Shmaltz brews are so much more than shtick
"Don't Pass Out, Passover."
When Shmaltz Brewing launched in 1996 with that slogan, you'd be excused if you assumed it was just another gimmick, like Billy Beer of the 1970s or J.R. Ewing Beer of the '80s. Its He'Brew Messiah Bold and Genesis Ale ("The Chosen Beers") seemed little more than a scheme to use Borscht Belt humor to sell generic fizzy, yellow liquid. You could almost hear Buddy Hackett yucking it up in the background.
A company does not thrive for 15 years, though, on shtick alone.
It turns out that, along with cracking Jewish jokes, founder Jeremy Cowan can actually put out a high-quality product. Or, as one of his brewery's T-shirts irreverently quotes God: "Christ, that's good beer!"
"We're far beyond where I ever thought He'Brew would ever be," Cowan told me earlier this month as he prepared for his annual "Hanukkah vs. Christmas" promotional tour. In lively tasting events in San Francisco, Baltimore, Philadelphia and New York, he'll match classic holiday ales against He'Brew Jewbelation Fifteen, an audaciously strong (15 percent alcohol by volume) dark ale.
It's yet another remarkable bottle from a company that has produced:
Bittersweet Lenny's R.I.P.A., a double India pale ale made with "an obscene amount of malts and hops" as a tribute to acerbic Jewish comic Lenny Bruce.
Origin Pomegranate Ale, an imperial amber ale whose use of pomegranate juice is a nod to the fruit's symbolism in Judaic scripture.
Genesis 15:15, a barrel-aged barleywine made with still more pomegranate, plus figs, dates and grapes.
Clearly, these are not your run-of-the-mill ales and lagers – and they've been critical in building Shmaltz's reputation as more than just a gimmick brand.
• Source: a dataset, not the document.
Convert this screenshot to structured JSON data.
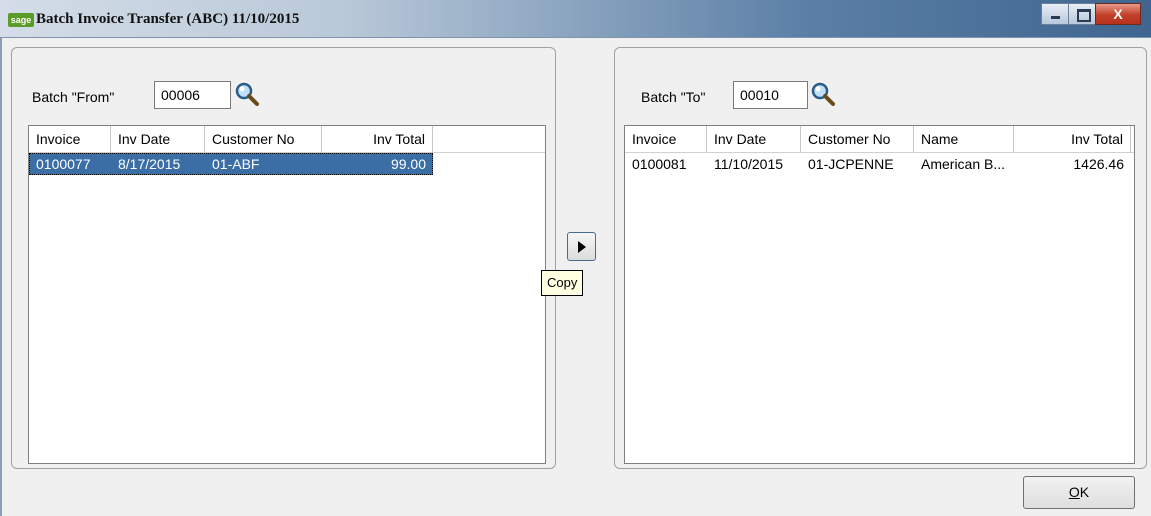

Indeed, it's easy to forget that the company doesn't actually own a brewhouse; it contracts production of its entire line to Old Saratoga Brewing in New York.
"In craft beer," Cowan said, "every successful brand has wonderful creativity, a personality. ... The Jewish shtick gives me an entry into that creativity."
Thus, Shmaltz once declared its beer is "Perfect for Bar Mitzvahs, Weddings and Circumcisions." And when it came time to brew a double bock, he made his with Concord grape juice (the same stuff that goes into kosher Manischewitz) and called it Rejewvenator.
"The shtick has been very important to me," Cowan said. "I'm not making fun, I'm having fun. My irreverence is a form of reverence. It's sincere in being playful."
With the holidays upon us, Cowan sees an even deeper connection between his faith and his work.
"Hanukkah traditionally celebrates underdogs and authenticity and heritage. That's the reason for the holiday," he said. "It's a wonderful metaphor for craft beer: being true to one's self and finding the courage to celebrate that truth.
"Our story is about a band of overmatched, committed Jews fighting against a much larger army. We've been out-gunned, out-moneyed and out-advertised by the big guys. And yet, we have a reason to celebrate."
But that doesn't mean you have to be Jewish to drink and appreciate He'Brew.
"Everyone has an angle on their brand," he said. "So, much like I don't have to enjoy dogs or hot rods or smoking weed to enjoy Lagunitas (whose brands have celebrated all three), you don't have to celebrate Hanukkah to drink Jewbelation."
A note on kosher beer: Because it is made from basic ingredients grown from the ground, most beer is kosher even if it doesn't say so on the label. Beer may not be kosher if it contains flavorings or fruit or was produced through a non-kosher process.
If you're uncertain, ask your rabbi.